Für mehr Lohngerechtigkeit will die SPD den Gender-Pay-Gap schließen. Dazu entwickelt sie das Entgelttransparenzgesetz zu einem Lohngerechtigkeitsgesetz weiter.
Die SPD will den Fachkräftemangel bekämpfen, unter anderem indem kostenfreie und praxisnahe Ausbildungen in Gesundheitsberufen angeboten werden. Frauen in Teilzeit und junge Menschen ohne Abschluss sollen gefördert werden. Außerdem sollen Fachkräfte aus dem Ausland schneller anerkannt, Sprachkurse ausgeweitet und Integrationskurse verbessert werden. Der Schutz vor Diskriminierung soll ebenfalls gestärkt werden.
Grüne
Die Grünen wollen Minijobs schrittweise in reguläre Jobs mit Sozialversicherung umwandeln, mit Ausnahmen für Rentner, Schüler und Studierende. Wie die SPD wollen auch die Grünen den Mindestlohn auf 15 Euro erhöhen. Die Partei setzt sich für die gleiche Bezahlung von Frauen und Männern ein und will daher auch die EU-Entgelttransparenzrichtlinie umsetzen.
Um den Zuzug von Fachkräften zu erleichtern, planen die Grünen eine digitale Einwanderungsagentur. Arbeitsvisa sollen sich unter anderem online beantragen lassen. Auch die Anerkennung ausländischer Berufsabschlüsse soll durch eine zentrale Stelle schneller und einfacher geregelt werden.
Rund 2,9 Millionen junge Menschen ohne Berufsabschluss sollen durch Ausbildungs- und Qualifizierungsprogramme neue Chancen erhalten. Ältere Arbeitnehmer werden ermutigt, über das Rentenalter hinaus zu arbeiten. Frauen sollen durch flexible Arbeitszeiten, bessere Kinderbetreuung und steuerliche Vorteile leichter am Arbeitsmarkt teilnehmen können, was bis zu 840.000 zusätzliche Arbeitskräfte mobilisieren könnte, wie es im Programm heißt. Zusätzlich wollen die Grünen Weiterbildung fördern.
FDP
Die FDP will wie die CDU die Arbeitszeit flexibilisieren, indem eine wöchentliche statt einer täglichen Höchstarbeitszeit gilt. Zuschläge für Überstunden sollen steuerfrei werden.

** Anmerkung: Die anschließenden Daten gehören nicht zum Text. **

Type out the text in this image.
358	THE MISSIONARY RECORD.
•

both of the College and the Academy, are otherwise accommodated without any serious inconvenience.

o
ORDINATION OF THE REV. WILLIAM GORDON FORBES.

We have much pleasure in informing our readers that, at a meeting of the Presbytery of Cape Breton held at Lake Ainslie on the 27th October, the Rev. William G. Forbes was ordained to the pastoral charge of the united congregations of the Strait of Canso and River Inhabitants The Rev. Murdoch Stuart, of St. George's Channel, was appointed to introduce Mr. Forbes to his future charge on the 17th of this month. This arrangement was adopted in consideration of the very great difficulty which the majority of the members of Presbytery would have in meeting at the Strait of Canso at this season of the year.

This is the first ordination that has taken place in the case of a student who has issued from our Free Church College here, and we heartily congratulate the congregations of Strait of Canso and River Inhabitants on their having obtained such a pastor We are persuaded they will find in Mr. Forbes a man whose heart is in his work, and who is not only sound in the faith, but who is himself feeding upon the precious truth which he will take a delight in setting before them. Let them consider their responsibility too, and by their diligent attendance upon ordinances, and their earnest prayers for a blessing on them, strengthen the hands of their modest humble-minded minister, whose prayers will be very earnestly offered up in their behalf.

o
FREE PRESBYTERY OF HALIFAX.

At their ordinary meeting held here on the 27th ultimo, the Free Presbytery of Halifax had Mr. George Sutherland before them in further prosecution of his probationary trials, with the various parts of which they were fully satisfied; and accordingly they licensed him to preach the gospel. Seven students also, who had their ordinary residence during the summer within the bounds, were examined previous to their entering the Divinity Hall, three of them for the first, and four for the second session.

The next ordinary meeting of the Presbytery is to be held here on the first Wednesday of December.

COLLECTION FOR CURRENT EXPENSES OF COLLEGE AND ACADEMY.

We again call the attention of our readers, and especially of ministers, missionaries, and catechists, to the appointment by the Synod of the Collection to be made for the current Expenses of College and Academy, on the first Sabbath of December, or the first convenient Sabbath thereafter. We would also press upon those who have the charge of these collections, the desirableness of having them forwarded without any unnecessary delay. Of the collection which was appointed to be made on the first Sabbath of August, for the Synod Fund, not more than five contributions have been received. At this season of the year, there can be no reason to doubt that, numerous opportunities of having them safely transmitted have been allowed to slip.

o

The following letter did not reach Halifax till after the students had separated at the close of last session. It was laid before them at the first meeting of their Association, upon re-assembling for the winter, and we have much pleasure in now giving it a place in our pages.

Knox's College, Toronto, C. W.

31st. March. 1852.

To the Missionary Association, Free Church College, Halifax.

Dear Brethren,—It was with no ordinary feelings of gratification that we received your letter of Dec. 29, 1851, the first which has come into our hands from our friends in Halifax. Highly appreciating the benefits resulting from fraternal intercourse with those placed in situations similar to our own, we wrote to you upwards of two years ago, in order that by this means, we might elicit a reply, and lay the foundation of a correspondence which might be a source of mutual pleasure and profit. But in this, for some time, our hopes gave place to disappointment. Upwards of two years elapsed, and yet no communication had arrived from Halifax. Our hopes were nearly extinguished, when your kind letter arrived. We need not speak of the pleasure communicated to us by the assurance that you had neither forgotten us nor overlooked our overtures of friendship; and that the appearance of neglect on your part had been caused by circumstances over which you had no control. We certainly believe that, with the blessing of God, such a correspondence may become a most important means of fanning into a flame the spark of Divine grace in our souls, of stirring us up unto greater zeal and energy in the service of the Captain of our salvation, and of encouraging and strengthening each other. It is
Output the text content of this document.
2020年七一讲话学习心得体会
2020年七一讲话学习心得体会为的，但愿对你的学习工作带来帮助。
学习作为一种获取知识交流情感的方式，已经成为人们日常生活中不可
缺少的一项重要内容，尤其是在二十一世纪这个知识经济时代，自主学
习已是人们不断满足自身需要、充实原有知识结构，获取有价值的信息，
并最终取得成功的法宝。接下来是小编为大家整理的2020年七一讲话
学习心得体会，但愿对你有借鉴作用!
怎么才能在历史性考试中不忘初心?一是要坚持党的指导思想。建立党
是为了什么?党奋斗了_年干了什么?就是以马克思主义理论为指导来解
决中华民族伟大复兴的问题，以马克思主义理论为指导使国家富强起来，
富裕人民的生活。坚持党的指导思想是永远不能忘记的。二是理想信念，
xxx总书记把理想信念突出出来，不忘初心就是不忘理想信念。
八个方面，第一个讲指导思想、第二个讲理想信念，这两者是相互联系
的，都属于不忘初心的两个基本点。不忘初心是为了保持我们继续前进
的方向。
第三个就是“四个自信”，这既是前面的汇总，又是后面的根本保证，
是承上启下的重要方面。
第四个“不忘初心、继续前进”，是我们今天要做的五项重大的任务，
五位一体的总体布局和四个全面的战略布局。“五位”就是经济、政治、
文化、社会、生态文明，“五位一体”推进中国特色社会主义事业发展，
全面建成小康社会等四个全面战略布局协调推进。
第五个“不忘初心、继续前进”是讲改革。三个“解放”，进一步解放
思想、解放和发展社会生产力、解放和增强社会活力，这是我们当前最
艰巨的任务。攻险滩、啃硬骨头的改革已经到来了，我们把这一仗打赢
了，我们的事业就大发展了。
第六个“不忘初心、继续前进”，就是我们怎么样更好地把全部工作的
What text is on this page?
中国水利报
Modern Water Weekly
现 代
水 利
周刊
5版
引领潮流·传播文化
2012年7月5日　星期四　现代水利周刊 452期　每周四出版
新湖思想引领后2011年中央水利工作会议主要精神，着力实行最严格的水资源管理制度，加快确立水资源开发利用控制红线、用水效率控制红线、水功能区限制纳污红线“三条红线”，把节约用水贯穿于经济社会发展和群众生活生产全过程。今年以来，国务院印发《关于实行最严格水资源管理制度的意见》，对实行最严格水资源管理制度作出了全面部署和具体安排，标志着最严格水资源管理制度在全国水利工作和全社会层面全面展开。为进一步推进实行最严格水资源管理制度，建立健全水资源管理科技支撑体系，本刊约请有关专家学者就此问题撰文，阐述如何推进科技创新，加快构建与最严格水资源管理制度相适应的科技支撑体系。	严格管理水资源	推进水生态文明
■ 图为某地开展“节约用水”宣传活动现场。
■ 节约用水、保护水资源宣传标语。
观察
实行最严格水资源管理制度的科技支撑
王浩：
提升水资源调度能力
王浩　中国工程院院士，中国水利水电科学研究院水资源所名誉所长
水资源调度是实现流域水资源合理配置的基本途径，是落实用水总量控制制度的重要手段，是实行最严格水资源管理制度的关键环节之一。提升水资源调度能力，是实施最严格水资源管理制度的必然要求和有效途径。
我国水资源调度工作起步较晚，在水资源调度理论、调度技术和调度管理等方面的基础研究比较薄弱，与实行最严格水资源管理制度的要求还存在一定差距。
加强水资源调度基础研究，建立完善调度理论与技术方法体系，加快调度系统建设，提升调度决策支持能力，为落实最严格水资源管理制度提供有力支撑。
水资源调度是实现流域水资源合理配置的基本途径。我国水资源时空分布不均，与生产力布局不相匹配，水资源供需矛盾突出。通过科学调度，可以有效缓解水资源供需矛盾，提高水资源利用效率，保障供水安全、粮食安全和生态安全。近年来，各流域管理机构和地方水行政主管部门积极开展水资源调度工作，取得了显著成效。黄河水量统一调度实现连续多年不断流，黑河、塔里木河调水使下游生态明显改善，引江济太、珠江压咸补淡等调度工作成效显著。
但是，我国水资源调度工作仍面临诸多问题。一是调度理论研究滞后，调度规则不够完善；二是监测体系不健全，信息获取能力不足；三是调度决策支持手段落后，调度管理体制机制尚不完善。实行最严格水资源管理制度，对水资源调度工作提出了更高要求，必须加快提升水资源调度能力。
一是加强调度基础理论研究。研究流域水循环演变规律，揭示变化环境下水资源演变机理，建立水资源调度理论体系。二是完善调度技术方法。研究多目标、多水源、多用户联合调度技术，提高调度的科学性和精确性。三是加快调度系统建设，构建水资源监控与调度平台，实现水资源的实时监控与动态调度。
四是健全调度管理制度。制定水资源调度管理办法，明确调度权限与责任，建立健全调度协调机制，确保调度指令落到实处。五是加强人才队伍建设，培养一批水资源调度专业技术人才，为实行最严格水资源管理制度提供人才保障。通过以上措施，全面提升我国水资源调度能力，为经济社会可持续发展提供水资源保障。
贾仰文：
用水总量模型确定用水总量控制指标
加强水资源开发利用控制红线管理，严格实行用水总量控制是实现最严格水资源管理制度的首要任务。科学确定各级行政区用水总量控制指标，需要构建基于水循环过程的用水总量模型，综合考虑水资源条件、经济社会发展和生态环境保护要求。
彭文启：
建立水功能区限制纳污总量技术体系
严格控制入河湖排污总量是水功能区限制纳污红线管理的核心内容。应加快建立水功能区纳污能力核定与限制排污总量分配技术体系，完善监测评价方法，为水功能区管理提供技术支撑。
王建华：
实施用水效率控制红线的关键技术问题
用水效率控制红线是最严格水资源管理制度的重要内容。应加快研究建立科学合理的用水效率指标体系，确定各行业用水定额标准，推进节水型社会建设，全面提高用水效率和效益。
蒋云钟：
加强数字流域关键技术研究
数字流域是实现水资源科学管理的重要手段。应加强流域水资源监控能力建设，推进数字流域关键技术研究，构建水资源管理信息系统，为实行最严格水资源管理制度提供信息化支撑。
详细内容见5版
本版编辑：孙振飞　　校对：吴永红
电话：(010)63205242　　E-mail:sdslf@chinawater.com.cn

Die Freien Demokraten möchten zudem, dass die Mindestlohnkommission weiterhin eigenständig entscheidet, wie hoch der Mindestlohn sein soll, ohne dass die Politik Einfluss darauf nimmt. Um Selbstständige zu entlasten, sollen sich Krankenkassenbeiträge unter anderem an den tatsächlichen Einnahmen orientieren.
Deutschland als Arbeitsstandort soll durch steuerliche Entlastungen, flexible Arbeitszeitmodelle und eine digitale Verwaltung attraktiver werden, dazu gehören etwa digitale Arbeitsverträge und Behördengänge. Hoch qualifizierten Fachkräften soll die Einwanderung erleichtert werden. Die Europäische Blue Card soll auch für Fachkräfte ohne Studium zugänglich werden. Die FDP will zudem die Angebote zur Berufsorientierung, wie z. B. Azubi-Botschafter, Frauen in MINT-Berufen, und Jugendberufsagenturen stärken.
Linke
Die Linke will den Mindestlohn auf mindestens 15 Euro erhöhen. Außerdem will die Partei prekäre Arbeitsverhältnisse wie sachgrundlose Befristungen, Kettenbefristungen und Minijobs zugunsten sozialversicherungspflichtiger Jobs abschaffen. Leiharbeiter sollen von Anfang an gleich bezahlt werden wie Festangestellte. Außerdem unterstützt die Partei Gewerkschaften im Kampf um kürzere Arbeitszeiten bei vollem Lohn.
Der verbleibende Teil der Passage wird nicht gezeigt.